A young squad, a familiar mission
The appeal of staying is obvious when you look at the dressing room O’Neill has assembled.
In March, Northern Ireland’s starting XI in their World Cup play-off defeat to Italy had an average age of just 22.5 years – the second youngest side the country has fielded since World War Two. That figure came without three key players: Conor Bradley, Dan Ballard and Ali McCann. Include them and the age profile barely shifts.
This is a group with time on its side and a ceiling that feels higher than any in recent memory.
O’Neill has already shown what he can do with a squad that grows with him over a cycle. In his first spell, the foundations were laid over years before the breakthrough of Euro 2016. The sense now is of a similar arc being drawn: early pain, lessons banked, a core of young players learning international football together.
The next steps are clear. Northern Ireland face two friendlies in June, against Guinea in Cadiz and France in Lyon. Those games will feed directly into September, when their Nations League campaign begins.
They have been drawn in Group B2 alongside Hungary, Georgia and Ukraine.

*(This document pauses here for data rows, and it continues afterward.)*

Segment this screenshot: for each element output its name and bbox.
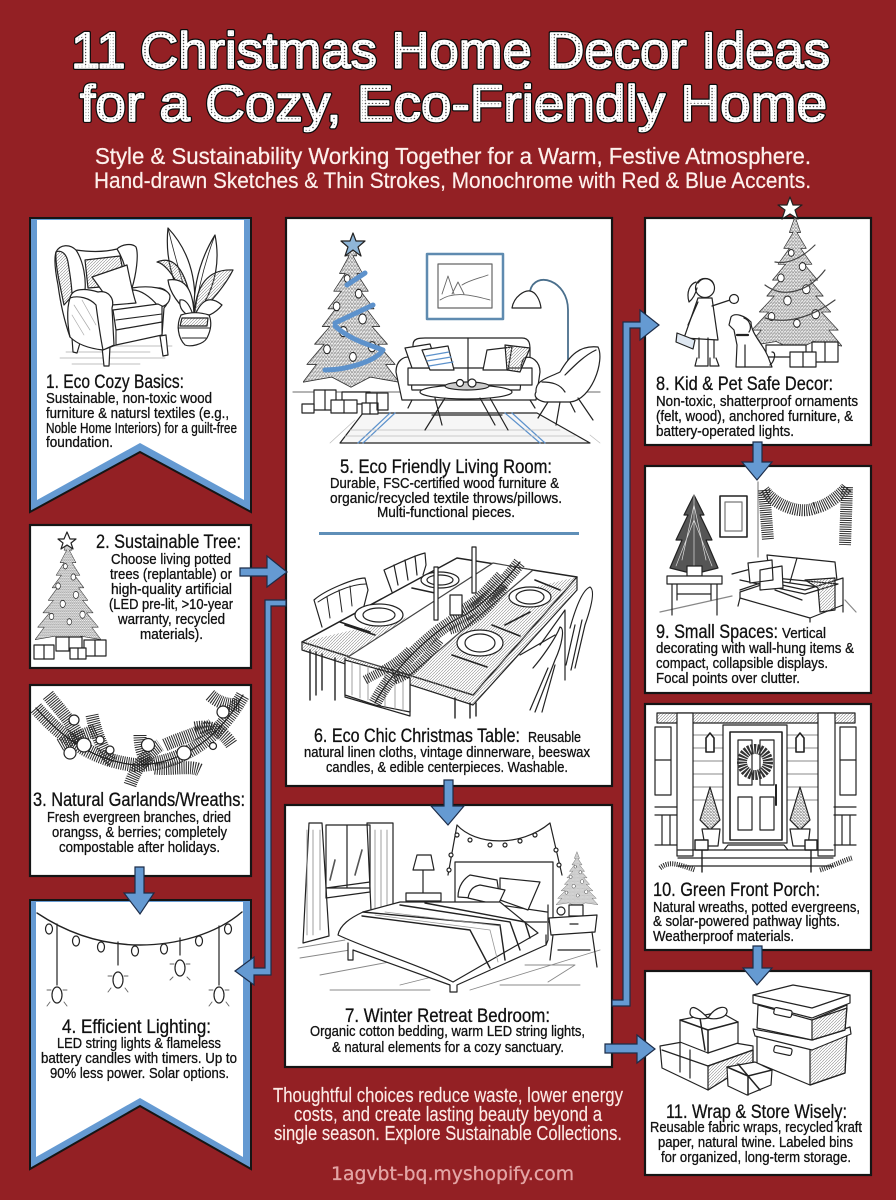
description: Multi-functional pieces. bbox=[377, 505, 515, 521]
description: paper, natural twine. Labeled bins bbox=[658, 1135, 853, 1151]
description: Reusable fabric wraps, recycled kraft bbox=[650, 1120, 862, 1136]
closing message: Thoughtful choices reduce waste, lower energy bbox=[273, 1085, 623, 1107]
description bbox=[656, 394, 858, 440]
icon: wrapped gifts bbox=[660, 1007, 772, 1095]
arrow: bedroom to wrap and store bbox=[605, 1035, 655, 1063]
description: Durable, FSC-certified wood furniture & bbox=[330, 476, 559, 492]
icon: armchair bbox=[55, 245, 172, 366]
description: compostable after holidays. bbox=[59, 840, 220, 856]
heading: Reusable bbox=[528, 730, 581, 746]
description: Organic cotton bedding, warm LED string lights, bbox=[310, 1024, 585, 1040]
description: natural linen cloths, vintage dinnerware, beeswax bbox=[304, 745, 591, 761]
description: for organized, long-term storage. bbox=[661, 1150, 851, 1166]
heading and description: decorating with wall-hung items & bbox=[656, 641, 854, 657]
icon: storage bins bbox=[753, 985, 851, 1085]
website url: 1agvbt-bq.myshopify.com bbox=[331, 1163, 574, 1185]
description: Noble Home Interiors) for a guilt-free bbox=[46, 421, 237, 437]
icon: dog bbox=[729, 315, 775, 367]
panel 11: wrap and store wisely bbox=[645, 971, 871, 1175]
icon: garland bbox=[36, 695, 243, 785]
description bbox=[650, 1120, 862, 1166]
panel 3: natural garlands bbox=[30, 685, 251, 876]
heading and description bbox=[656, 621, 854, 687]
icon: living room scene bbox=[293, 233, 600, 443]
description: (LED pre-lit, >10-year bbox=[109, 597, 233, 613]
subtitle: Hand-drawn Sketches & Thin Strokes, Monochrome with Red & Blue Accents. bbox=[94, 168, 811, 193]
description: Fresh evergreen branches, dried bbox=[47, 810, 231, 826]
closing message: costs, and create lasting beauty beyond a bbox=[294, 1104, 603, 1126]
description: materials). bbox=[140, 627, 203, 643]
heading and description: Vertical bbox=[782, 626, 826, 642]
title: 11 Christmas Home Decor Ideas bbox=[71, 22, 830, 79]
arrow: garlands to lighting bbox=[124, 867, 154, 914]
arrow: table connector to lighting bbox=[235, 600, 286, 985]
description: 90% less power. Solar options. bbox=[50, 1066, 229, 1082]
heading and description: 9. Small Spaces: bbox=[656, 621, 778, 643]
description: Sustainable, non-toxic wood bbox=[46, 391, 212, 407]
description: & natural elements for a cozy sanctuary. bbox=[332, 1040, 564, 1056]
description bbox=[304, 745, 591, 776]
icon: tree with star bbox=[748, 197, 842, 367]
panel 9: small spaces bbox=[645, 466, 871, 693]
description bbox=[310, 1024, 585, 1056]
icon: bedroom scene bbox=[298, 823, 600, 992]
description: battery candles with timers. Up to bbox=[41, 1051, 237, 1067]
panel 8: kid and pet safe decor bbox=[645, 197, 871, 445]
description: furniture & natursl textiles (e.g., bbox=[46, 406, 229, 422]
title: 11 Christmas Home Decor Ideas bbox=[71, 22, 830, 79]
arrow: table to bedroom bbox=[431, 780, 464, 825]
description: organic/recycled textile throws/pillows. bbox=[330, 491, 562, 507]
description bbox=[47, 810, 231, 856]
panel 10: green front porch bbox=[645, 704, 871, 950]
arrow: tree to living room bbox=[240, 556, 287, 587]
description: trees (replantable) or bbox=[110, 567, 232, 583]
description: battery-operated lights. bbox=[656, 424, 794, 440]
heading: 10. Green Front Porch: bbox=[653, 879, 820, 901]
heading: 7. Winter Retreat Bedroom: bbox=[345, 1005, 550, 1027]
description: & solar-powered pathway lights. bbox=[653, 914, 840, 930]
description: Non-toxic, shatterproof ornaments bbox=[656, 394, 858, 410]
title: for a Cozy, Eco-Friendly Home bbox=[80, 75, 827, 132]
subtitle bbox=[94, 143, 811, 193]
panel 2: sustainable tree bbox=[30, 525, 251, 668]
description bbox=[41, 1036, 237, 1082]
panel 7: winter retreat bedroom bbox=[285, 805, 612, 1067]
closing message bbox=[273, 1085, 623, 1145]
arrow: porch to wrap and store bbox=[743, 946, 772, 985]
arrow: bedroom to kid and pet safe decor bbox=[612, 310, 659, 1006]
closing message: single season. Explore Sustainable Collections. bbox=[274, 1123, 622, 1145]
description bbox=[330, 476, 562, 521]
icon: christmas tree with gifts bbox=[34, 532, 106, 659]
arrow: kid safe to small spaces bbox=[742, 442, 772, 480]
panel 5 and 6: living room and table bbox=[286, 218, 612, 786]
description bbox=[653, 900, 860, 945]
icon: string lights bbox=[37, 912, 242, 1006]
panel 4: efficient lighting bbox=[30, 900, 251, 1169]
heading: 5. Eco Friendly Living Room: bbox=[340, 456, 552, 478]
icon: girl with ornament bbox=[676, 278, 738, 366]
description: LED string lights & flameless bbox=[57, 1036, 221, 1052]
heading: 4. Efficient Lighting: bbox=[62, 1016, 211, 1038]
heading and description: Focal points over clutter. bbox=[656, 671, 800, 687]
description: Weatherproof materials. bbox=[653, 929, 794, 945]
description bbox=[46, 391, 237, 451]
heading: 11. Wrap & Store Wisely: bbox=[666, 1101, 847, 1123]
description: (felt, wood), anchored furniture, & bbox=[656, 409, 853, 425]
title bbox=[71, 22, 830, 132]
icon: front porch with wreath bbox=[655, 713, 856, 872]
description: Choose living potted bbox=[111, 552, 231, 568]
description bbox=[109, 552, 233, 643]
icon: dining table bbox=[302, 547, 592, 718]
description: Natural wreaths, potted evergreens, bbox=[653, 900, 860, 916]
title: for a Cozy, Eco-Friendly Home bbox=[80, 75, 827, 132]
heading: 2. Sustainable Tree: bbox=[96, 531, 241, 553]
heading: 8. Kid & Pet Safe Decor: bbox=[656, 373, 833, 395]
description: warranty, recycled bbox=[117, 612, 225, 628]
panel 1: eco cozy basics bbox=[30, 218, 251, 512]
description: foundation. bbox=[46, 435, 113, 451]
description: orangss, & berries; completely bbox=[52, 825, 228, 841]
heading: 3. Natural Garlands/Wreaths: bbox=[33, 789, 245, 811]
heading: 6. Eco Chic Christmas Table: bbox=[314, 725, 520, 747]
subtitle: Style & Sustainability Working Together for a Warm, Festive Atmosphere. bbox=[95, 143, 811, 169]
icon: potted plant bbox=[157, 228, 233, 346]
heading and description: compact, collapsible displays. bbox=[656, 656, 828, 672]
description: high-quality artificial bbox=[111, 582, 232, 598]
description: candles, & edible centerpieces. Washable. bbox=[326, 760, 568, 776]
heading: 1. Eco Cozy Basics: bbox=[46, 371, 184, 393]
icon: small space room bbox=[660, 482, 856, 622]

It is a demanding section, but also a stage on which this emerging side can measure itself properly.
The Irish FA will know that the job O’Neill has shaped is far more attractive now than when he returned in 2022. A promising squad, a defined style, a pathway to Euro 2028. Yet they will be far more satisfied that they do not have to test that market just yet. No upheaval, no reset, no new man trying to impose his ideas on the eve of a competitive campaign.
O’Neill stays. The project continues. The next question is no longer who leads Northern Ireland, but whether this youthful, fearless group can follow him back to the European stage he once put them on.